Governor Theodore Orji was the Chief of Staff to the former governor Dr. Orji Uzor Kalu who got him elected as his successor. Indeed, it will matter to all to remember that Theodore Orji won his governorship while still in EFCC detention chambers in Lagos where he had been kept on charges of financial impropriety. In what qualified as Rambo theatricals that combined an inattentive judiciary and political permutations, Theodore Orji got sworn-in as Abia Governor inside the state’s liaison office in Lagos. This was done to preclude the contingency of the EFCC re-arresting him.
As it turned out, impunity became Theodore Orji’s middle name the moment he acquired the toga of gubernatorial immunity. In another nine months, Theodore Orji would have done eight years as Abia State Governor. It is disappointing that all he has for legacy after all these years is the damning censure that Prince Arthur Eze publicly administered upon him. Well, it is in his best interest to bear in mind that, once out of power, the warmth of political hirelings and praise singers will melt away like wax in extreme heat.
Then will he realize that the arms of prisons are still wide open for those deserving of its disorienting embrace.

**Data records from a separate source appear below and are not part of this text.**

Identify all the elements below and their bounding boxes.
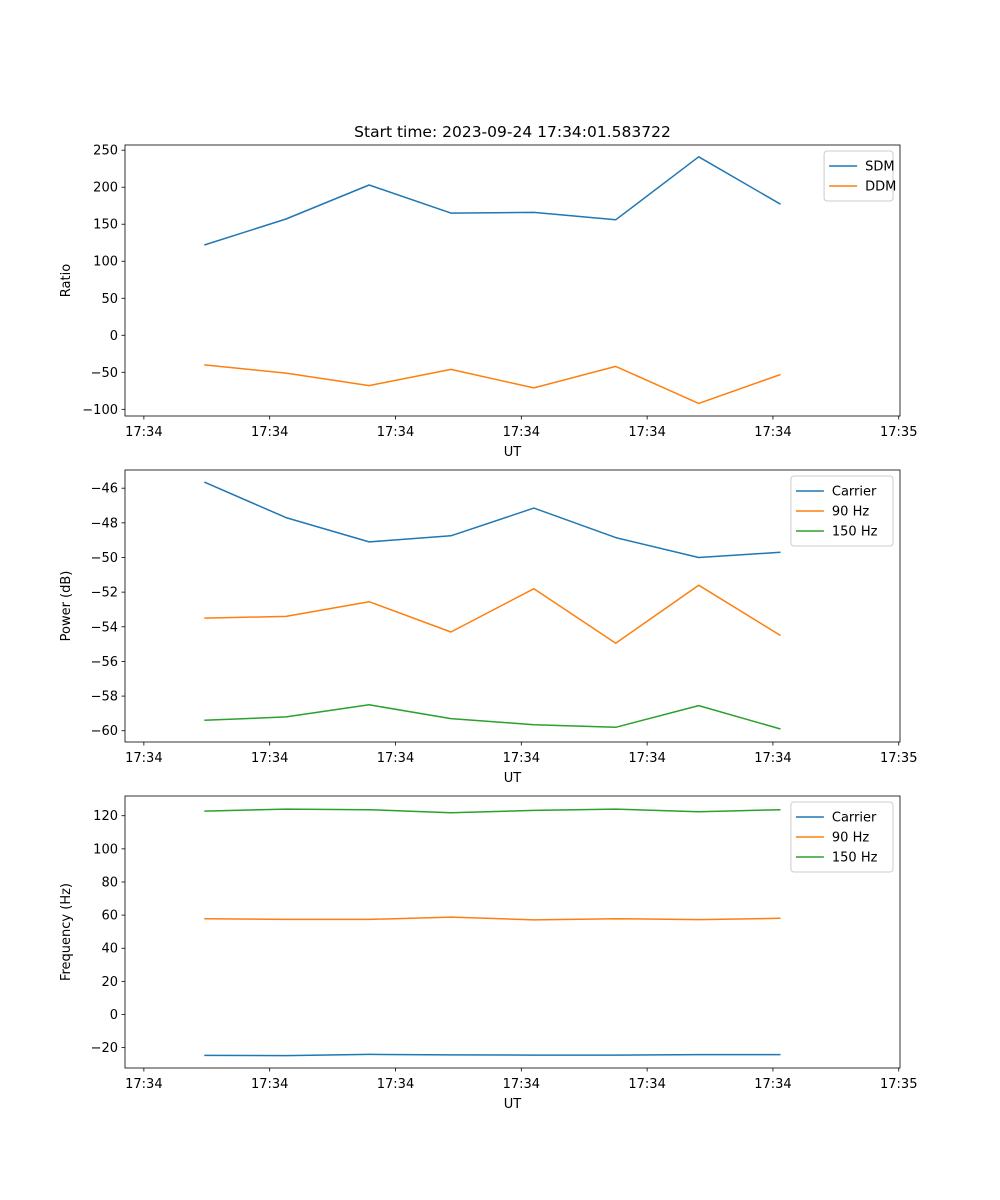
y-axis-label: Frequency (Hz)	[59, 883, 74, 981]
legend-label: 90 Hz	[832, 831, 869, 846]
y-tick-label: 50	[101, 292, 118, 307]
series-line-150-hz	[204, 704, 781, 730]
y-axis-label: Power (dB)	[59, 571, 74, 642]
legend: Carrier 90 Hz 150 Hz	[790, 475, 894, 547]
legend-label: SDM	[865, 160, 894, 175]
x-tick-label: 17:34	[377, 425, 414, 440]
x-tick-label: 17:34	[628, 1077, 665, 1092]
y-tick-label: 100	[93, 255, 118, 270]
x-tick-label: 17:34	[377, 751, 414, 766]
x-tick-label: 17:34	[754, 1077, 791, 1092]
x-tick-label: 17:34	[125, 1077, 162, 1092]
y-tick-label: 120	[93, 809, 118, 824]
x-tick-label: 17:34	[251, 1077, 288, 1092]
y-tick-label: −56	[91, 655, 118, 670]
legend-label: Carrier	[832, 811, 877, 826]
series-line-carrier	[204, 1053, 781, 1057]
x-tick-label: 17:34	[125, 425, 162, 440]
y-tick-label: 60	[101, 909, 118, 924]
series-line-90-hz	[204, 584, 781, 644]
x-tick-label: 17:34	[628, 425, 665, 440]
x-tick-label: 17:34	[251, 751, 288, 766]
x-tick-label: 17:34	[125, 751, 162, 766]
axes-frame	[124, 469, 901, 743]
legend-label: 150 Hz	[832, 851, 878, 866]
y-tick-label: 100	[93, 842, 118, 857]
x-tick-label: 17:34	[377, 1077, 414, 1092]
y-axis-label: Ratio	[59, 264, 74, 297]
x-tick-label: 17:35	[880, 425, 917, 440]
y-tick-label: −48	[91, 516, 118, 531]
legend: Carrier 90 Hz 150 Hz	[790, 801, 894, 873]
y-tick-label: −100	[82, 403, 118, 418]
axes-frame	[124, 144, 901, 417]
legend-label: Carrier	[832, 485, 877, 500]
y-tick-label: 250	[93, 144, 118, 159]
x-axis-label: UT	[504, 771, 522, 786]
legend-box	[790, 801, 894, 873]
y-tick-label: −46	[91, 482, 118, 497]
y-tick-label: 20	[101, 975, 118, 990]
y-tick-label: 150	[93, 218, 118, 233]
x-tick-label: 17:35	[880, 1077, 917, 1092]
x-tick-label: 17:35	[880, 751, 917, 766]
x-axis-label: UT	[504, 1097, 522, 1112]
x-tick-label: 17:34	[251, 425, 288, 440]
y-tick-label: 80	[101, 875, 118, 890]
series-line-150-hz	[204, 808, 781, 814]
axes-3: 17:34 17:34 17:34 17:34 17:34 17:34 17:35 −20 0 2…	[59, 795, 917, 1112]
series-line-90-hz	[204, 916, 781, 921]
y-tick-label: −54	[91, 620, 118, 635]
y-tick-label: −50	[91, 366, 118, 381]
y-tick-label: −58	[91, 690, 118, 705]
x-axis-label: UT	[504, 445, 522, 460]
y-tick-label: −20	[91, 1041, 118, 1056]
legend-label: DDM	[865, 180, 896, 195]
axes-1: 17:34 17:34 17:34 17:34 17:34 17:34 17:35 −100 −…	[59, 123, 917, 460]
chart-title: Start time: 2023-09-24 17:34:01.583722	[354, 123, 671, 141]
y-tick-label: −60	[91, 724, 118, 739]
x-tick-label: 17:34	[628, 751, 665, 766]
legend-label: 90 Hz	[832, 505, 869, 520]
series-line-carrier	[204, 481, 781, 559]
legend-box	[823, 150, 894, 202]
series-line-sdm	[204, 156, 781, 246]
x-tick-label: 17:34	[503, 751, 540, 766]
y-tick-label: 0	[110, 329, 118, 344]
x-tick-label: 17:34	[503, 425, 540, 440]
y-tick-label: 200	[93, 181, 118, 196]
legend-label: 150 Hz	[832, 525, 878, 540]
x-tick-label: 17:34	[754, 751, 791, 766]
y-tick-label: −50	[91, 551, 118, 566]
y-tick-label: 0	[110, 1008, 118, 1023]
y-tick-label: −52	[91, 586, 118, 601]
y-tick-label: 40	[101, 942, 118, 957]
x-tick-label: 17:34	[754, 425, 791, 440]
x-tick-label: 17:34	[503, 1077, 540, 1092]
series-line-ddm	[204, 364, 781, 405]
axes-frame	[124, 795, 901, 1069]
legend-box	[790, 475, 894, 547]
axes-2: 17:34 17:34 17:34 17:34 17:34 17:34 17:35 −60 −5…	[59, 469, 917, 786]
legend: SDM DDM	[823, 150, 896, 202]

As apposite as the points raised by Prince Eze are, many other “sins of Theodore” cry to the heavens for expiation. He has severally been accused of having handed over the state apparatus to his son, a fellow who goes by the sobriquet of Ikuku (Wind!) and who, in league with a battalion of “bodyguards” has allegedly converted Abia State into a frighteningly highhanded political enclave.